7. Februar 2020
Cornell University partners with industry on a new approach to urban design and planning
Real-time technology is changing how designers view and interact with concepts. The new ability to test-drive a structure at the earliest stages of design—and influence its evolution as a result of that experience—leads to rapid iteration and exploration of the design envelope. It has the potential to foster greater creativity, to expose new possibilities.
To make sure all this power is harnessed in the most beneficial way, established industry leaders, and technology providers need to come together with a united vision. A great example of this is a joint initiative called Virtual Places, which was the brainchild of leading educator Cornell University and industry powerhouses KPF (Kohn Pedersen Fox Associates) and FXCollaborative, all based in New York. The core objective of the Virtual Places project, which also receives support from HP, is to develop an Unreal Engine-based toolset that will enable architects and designers to quickly design virtual urban spaces that users can experience collaboratively in real time.
“Cities are getting denser and denser as we are going away from a planning paradigm that was made for cars, to a kind of much more human experience with walkable cities, bikeable cities,” says Timur Dogan, Asst. Prof., Dept. of Architecture, Dir. Env. & Systems Lab at Cornell University. “I think these public spaces are really becoming much more important.”
The project required a way to generate cities procedurally. Instead of trying to create an entirely new tool for this, the team turned to Esri CityEngine, an existing parametric building creator already used for city-scale projects. The company was happy to lend its support, offering technical assistance, licenses of CityEngine, and sample projects.
To oversee the technical aspects of the project, and to ensure it met the stakeholders’ requirements, the team relied on the expertise of locally based VR and AR platform company The Glimpse Group. Working with Esri and Epic, Glimpse created a plugin to bridge CityEngine and Unreal Engine. Glimpse also enhanced Unreal Engine’s Collaborative Viewer template to enable multiple people to simultaneously experience and edit parametric buildings in both desktop and VR.
The ability to see fully rendered, photorealistic results in VR enables users to really experience their environment as they make changes. Henry Richardson, Professor at Cornell University, understands the importance of this.
“The buildings we can make, we can develop them parametrically, we can change them and so on,” he says. “But it's the atmosphere, the ambience, the feel of the place, the meaning-making symbolisms, and so on, that really are the key to this process.”
For the industry stakeholders, the project offers insights into how various sources of design information and environmental constraints could be used to explore urban projects in entirely new ways.
“The first iteration of this tool is that you can collaboratively adjust and, in real time, understand what those changes in the urban environment will feel like,” says Alexandra Pollock, Principal and Director of Design Technology at FXCollaborative. “It also allows you to get into the space as an occupant to be able to look around, to walk around, to understand how that space may function.”
Luc Wilson, Senior Associate Principal and Director at Kohn Pedersen Fox, agrees. “I'm hoping we're able to link this to the simulation and quantification we're doing in a one-to-one manner,” he says. “We can say a place is going to be well daylit, but it's better if someone actually goes there and says, ‘Oh no, this is actually not well daylit, the space over here is.’ ”
Cornell has wholeheartedly embraced the project, spinning up an associated class in record time—in parallel with the continuing research and development efforts—and even going as far as to establish a new VR Lab in the School of Architecture. These efforts have been met with unbridled enthusiasm.
“The response is pretty much always positive from students,” says Martin Miller, another of the faculty’s professors. “They're always excited to see new things, and they see the potential in these new tools and new techniques.”
“They're really thinking critically and creatively about how that technology can actually be a catalyst to transform how we use it in the industry,” agrees Pollock.
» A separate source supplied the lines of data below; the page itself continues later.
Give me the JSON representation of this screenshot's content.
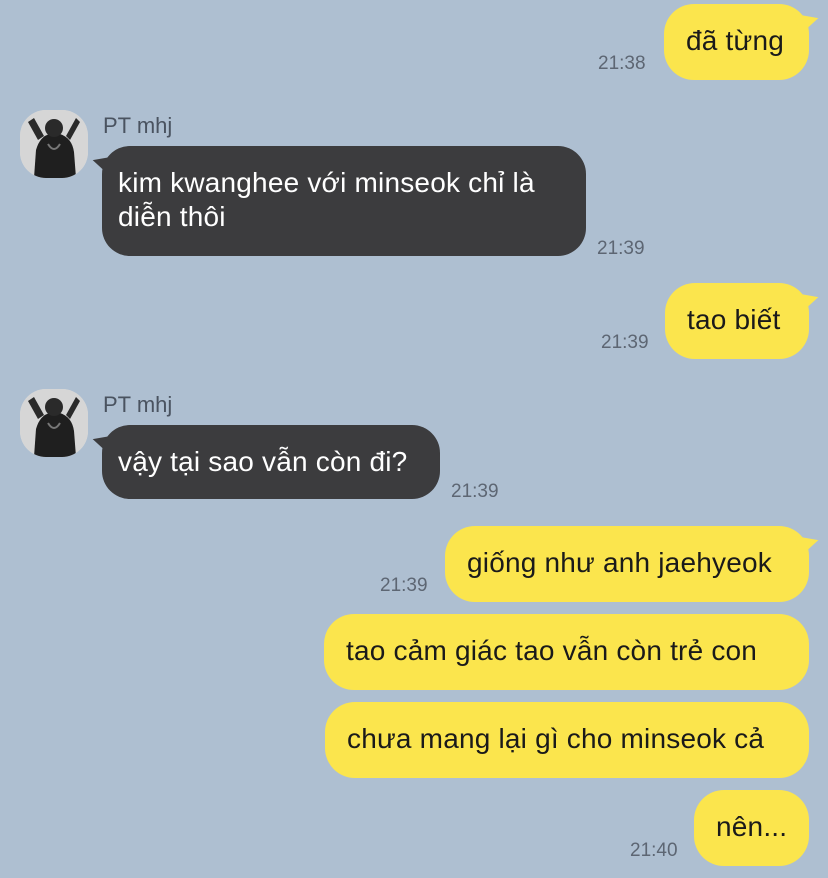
{
  "contact": {
    "name": "PT mhj",
    "avatar_icon": "profile-photo-icon"
  },
  "colors": {
    "background": "#aebfd1",
    "outgoing_bubble": "#fbe54d",
    "incoming_bubble": "#3c3c3e"
  },
  "messages": [
    {
      "direction": "outgoing",
      "text": "đã từng",
      "time": "21:38"
    },
    {
      "direction": "incoming",
      "sender": "PT mhj",
      "text_line1": "kim kwanghee với minseok chỉ là",
      "text_line2": "diễn thôi",
      "time": "21:39"
    },
    {
      "direction": "outgoing",
      "text": "tao biết",
      "time": "21:39"
    },
    {
      "direction": "incoming",
      "sender": "PT mhj",
      "text": "vậy tại sao vẫn còn đi?",
      "time": "21:39"
    },
    {
      "direction": "outgoing",
      "text": "giống như anh jaehyeok",
      "time": "21:39"
    },
    {
      "direction": "outgoing",
      "text": "tao cảm giác tao vẫn còn trẻ con"
    },
    {
      "direction": "outgoing",
      "text": "chưa mang lại gì cho minseok cả"
    },
    {
      "direction": "outgoing",
      "text": "nên...",
      "time": "21:40"
    }
  ]
}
The project is garnering attention in the wider industry, with luminaries like Zaha Hadid, HOK, Shop Architects, Jacobs, CRTKL, and Woods Bagot all showing keen interest.
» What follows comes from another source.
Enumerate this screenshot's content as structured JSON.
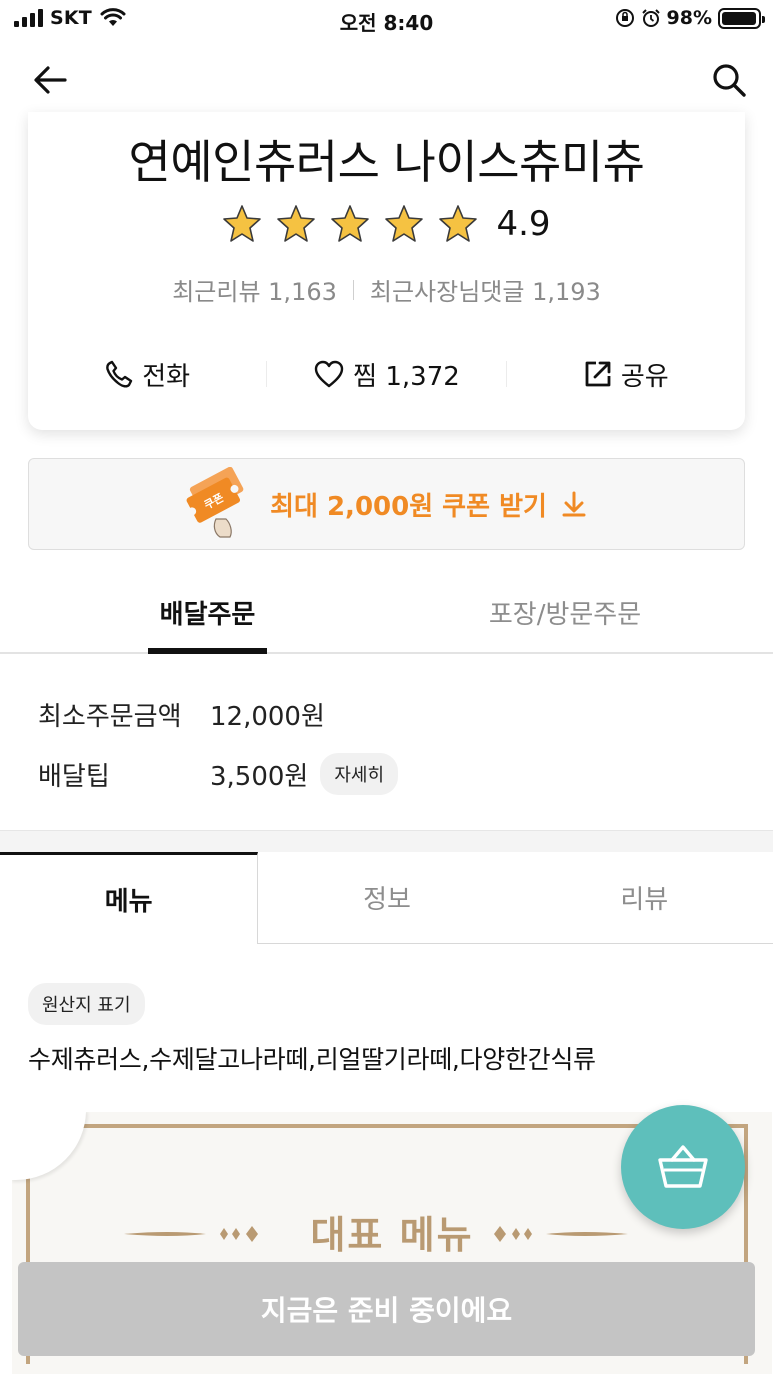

“Design thinking is going through a paradigm shift,” Richardson says. “The firms that embrace this are going to be ahead. This research we are doing actually will help to mitigate risk. These technologies are going to really help architects to revamp the way they work, and we are very happy to be part of developing the know-how and the tools for making it happen.”
The team is keen to ensure that schools and other firms have free access to the research work resulting from this project, and Esri and Epic are collaborating to maintain the plugin and template as both CityEngine and Unreal Engine continue to evolve. Interested parties will be able to access the plugin code base on the community site Esri has setup for the project, which they’ve dubbed Vitruvio. Use of the CityEngine run-time DLL is free for non-commercial use; for details, refer to the Esri SDK license. The Collaborative Viewer template is included with Unreal Engine.